Introduction
This articles includes examples of T-SQL capabilities that allow to perform string concatenation more flexibly and effectively through the use of other constructs.
Background
In practice, tasks within the scope of concatenating strings into one come across quite often. It is a pity that the T-SQL standard does not provide for the possibility of using string data inside the aggregating
SUM
function:
Msg 8117, Level 16, State 1, Line 1
Operand data type char is invalid for sum operator.
As a solution for such tasks, there was added a GROUP_CONCAT
function for MySQL, and
LISTAGG
– for Oracle. SQL Server, in turn, has no such built-in functionality.

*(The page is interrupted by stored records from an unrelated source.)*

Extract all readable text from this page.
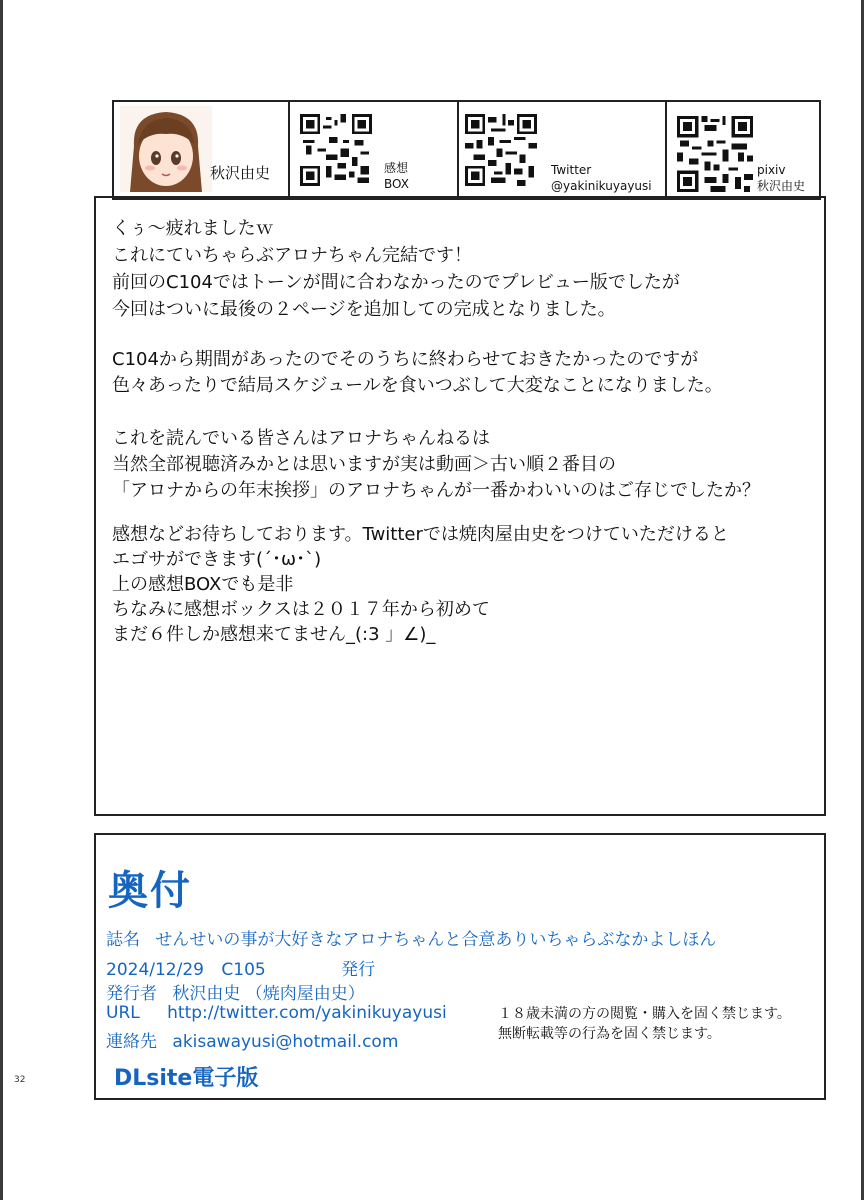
秋沢由史	感想
BOX
Twitter
@yakinikuyayusi
pixiv
秋沢由史
くぅ～疲れましたｗ
これにていちゃらぶアロナちゃん完結です！
前回のC104ではトーンが間に合わなかったのでプレビュー版でしたが
今回はついに最後の２ページを追加しての完成となりました。
C104から期間があったのでそのうちに終わらせておきたかったのですが
色々あったりで結局スケジュールを食いつぶして大変なことになりました。
これを読んでいる皆さんはアロナちゃんねるは
当然全部視聴済みかとは思いますが実は動画＞古い順２番目の
「アロナからの年末挨拶」のアロナちゃんが一番かわいいのはご存じでしたか？
感想などお待ちしております。Twitterでは焼肉屋由史をつけていただけると
エゴサができます(´･ω･`)
上の感想BOXでも是非
ちなみに感想ボックスは２０１７年から初めて
まだ６件しか感想来てません_(:3 」∠)_
奥付
誌名 せんせいの事が大好きなアロナちゃんと合意ありいちゃらぶなかよしほん
2024/12/29 C105	発行
発行者 秋沢由史 （焼肉屋由史）
URL http://twitter.com/yakinikuyayusi
連絡先 akisawayusi@hotmail.com
１８歳未満の方の閲覧・購入を固く禁じます。
無断転載等の行為を固く禁じます。
DLsite電子版
32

However, this shouldn't be considered as a disadvantage, since T-SQL capabilities allow to perform string concatenation more flexibly and effectively through the use of other constructs that will be revealed below.
Using the code
Suppose we need to concatenate several strings separated by comma in one, using data from the following table:
IF OBJECT_ID('dbo.Chars', 'U') IS NOT NULL
DROP TABLE dbo.Chars
GO
CREATE TABLE dbo.Chars ([Char] CHAR(1) PRIMARY KEY)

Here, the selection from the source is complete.